Since he is going to attend a number of parties on the Halloween night, and wear costumes accordingly, he will be changing his costumes a number of times. So, to make things a little easier, he may put on costumes one over another (that is he may wear the uniform for the postman, over the superman costume). Before each party he can take off some of the costumes, or wear a new one. That is, if he is wearing the Postman uniform over the Superman costume, and wants to go to a party in Superman costume, he can take off the Postman uniform, or he can wear a new Superman uniform. But, keep in mind that, Gappu doesn't like to wear dresses without cleaning them first, so, after taking off the Postman uniform, he cannot use that again in the Halloween night, if he needs the Postman costume again, he will have to use a new one. He can take off any number of costumes, and if he takes off k of the costumes, that will be the last k ones (e.g. if he wears costume A before costume B, to take off A, first he has to remove B).
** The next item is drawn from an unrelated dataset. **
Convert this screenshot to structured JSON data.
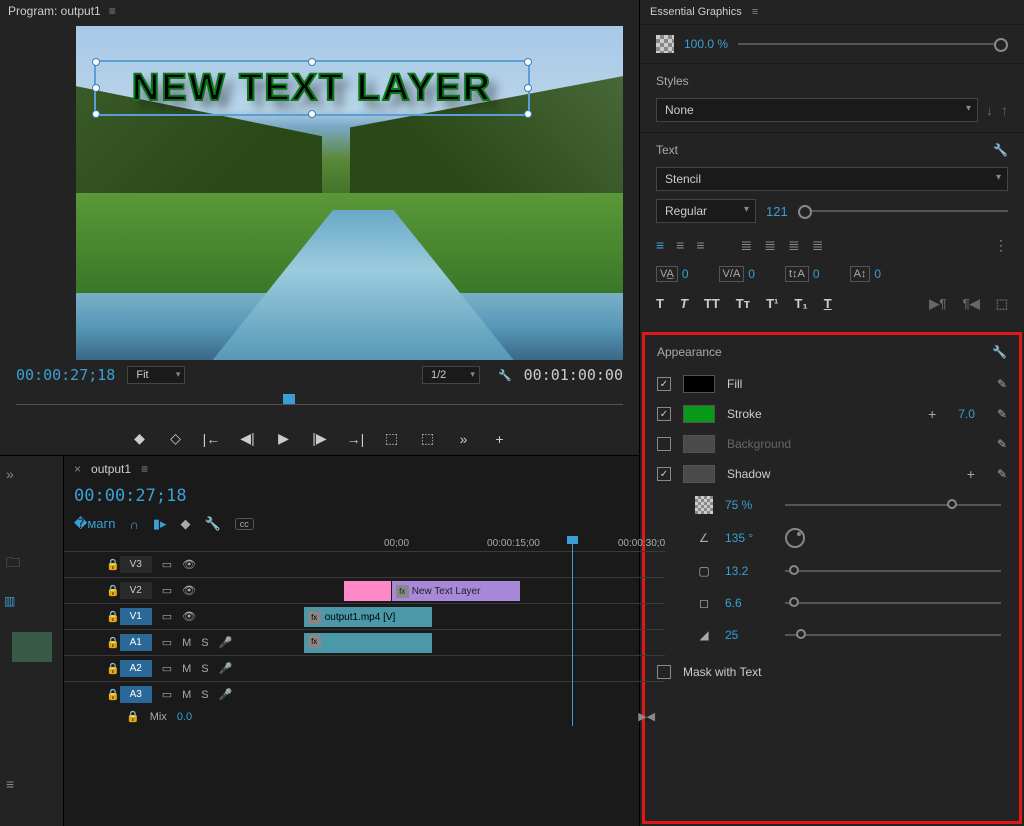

Given the parties and the costumes, find the minimum number of costumes Gappu will need in the Halloween night.
Input
Input starts with an integer T (≤ 200), denoting the number of test cases.
Each case starts with a line containing an integer N (1 ≤ N ≤ 100) denoting the number of parties. Next line contains N integers, where the ith integer ci (1 ≤ ci ≤ 100) denotes the costume he will be wearing in party i. He will attend party 1 first, then party 2, and so on.
Output
For each case, print the case number and the minimum number of required costumes.
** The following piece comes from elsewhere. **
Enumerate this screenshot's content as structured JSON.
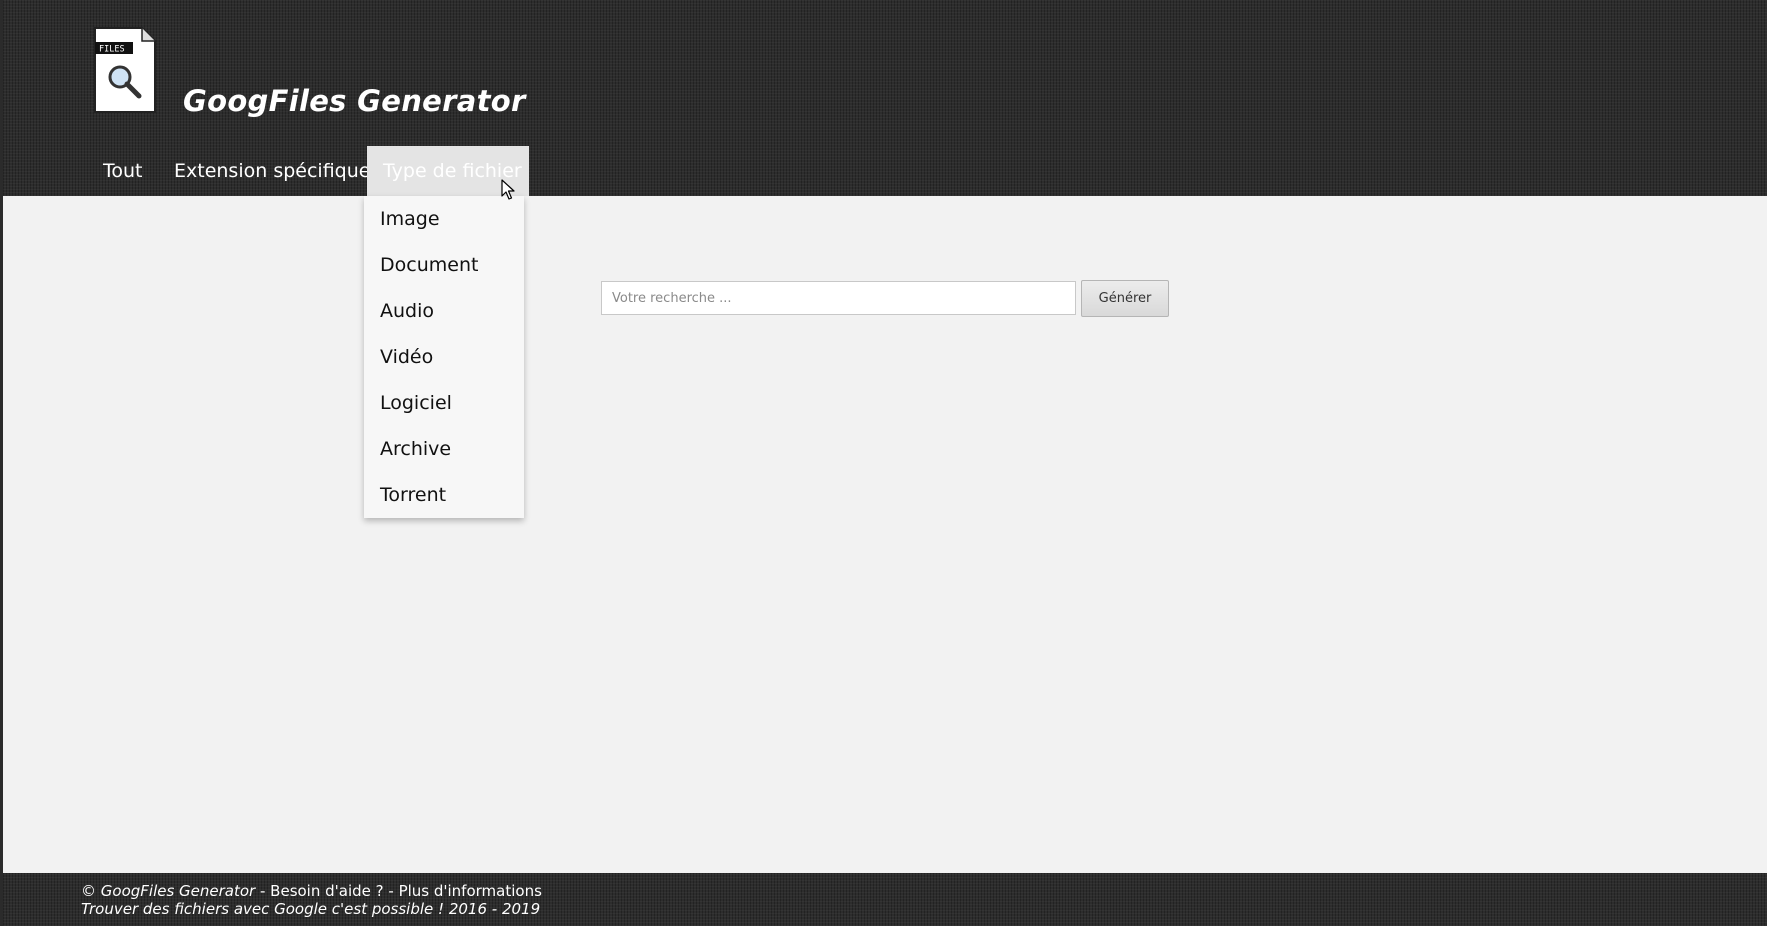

Sample Input | Output for Sample Input |
| 2 4 1 2 1 2 7 1 2 1 1 3 2 1 | Case 1: 3 Case 2: 4 |
參加n個party 參加特定的party需要穿特定的衣服 每次穿的衣服 可以套在之前的衣服上 或者把外面的衣服脫掉 但是脫掉的不能再穿了。。問最少需要多少件衣服
dp[i][j]表示第i天與第j天之間最少需要的衣服數量 對于第j件選擇是穿上或者是脫掉
如果第k件與第j件相同 那麼就取這兩種情況的最小值
如果第k件穿上 第j件不穿 就是把第k+1到第j-1的脫掉 是以dp[i][j]=dp[i][k]+dp[k+1][j-1]
#include <cstdio>
#include <iostream>
#include <cstring>
#include <cmath>
#include <algorithm>
#include <string.h>
#include <string>
#include <vector>
#include <queue>
#define MEM(a,x) memset(a,x,sizeof a)
#define eps 1e-8
#define MOD 10009
#define MAXN 10010
#define MAXM 100010
#define INF 99999999
#define ll __int64
#define bug cout<<"here"<<endl
#define fread freopen("ceshi.txt","r",stdin)
#define fwrite freopen("out.txt","w",stdout)
using namespace std;
int Read()
{
char c = getchar();
while (c < '0' || c > '9') c = getchar();
int x = 0;
while (c >= '0' && c <= '9') {
x = x * 10 + c - '0';
c = getchar();
}
return x;
}
void Print(int a)
{
if(a>9)
Print(a/10);
putchar(a%10+'0');
}
int a[110];
int dp[110][110];
int main()
{
// fread;
int cs=1;
int tc;
scanf("%d",&tc);
while(tc--)
{
int n;
scanf("%d",&n);
for(int i=1;i<=n;i++)
scanf("%d",&a[i]);
MEM(dp,0);
for(int i=1;i<=n;i++)
dp[i][i]=1;
for(int j=2;j<=n;j++)
{
for(int i=1;i<j;i++)
{
dp[i][j]=dp[i][j-1]+1;
for(int k=i;k<j;k++)
{
if(a[k]==a[j])
dp[i][j]=min(dp[i][j],dp[i][k]+dp[k+1][j-1]);
}
}
}
printf("Case %d: %d\n",cs++,dp[1][n]);
}
return 0;
}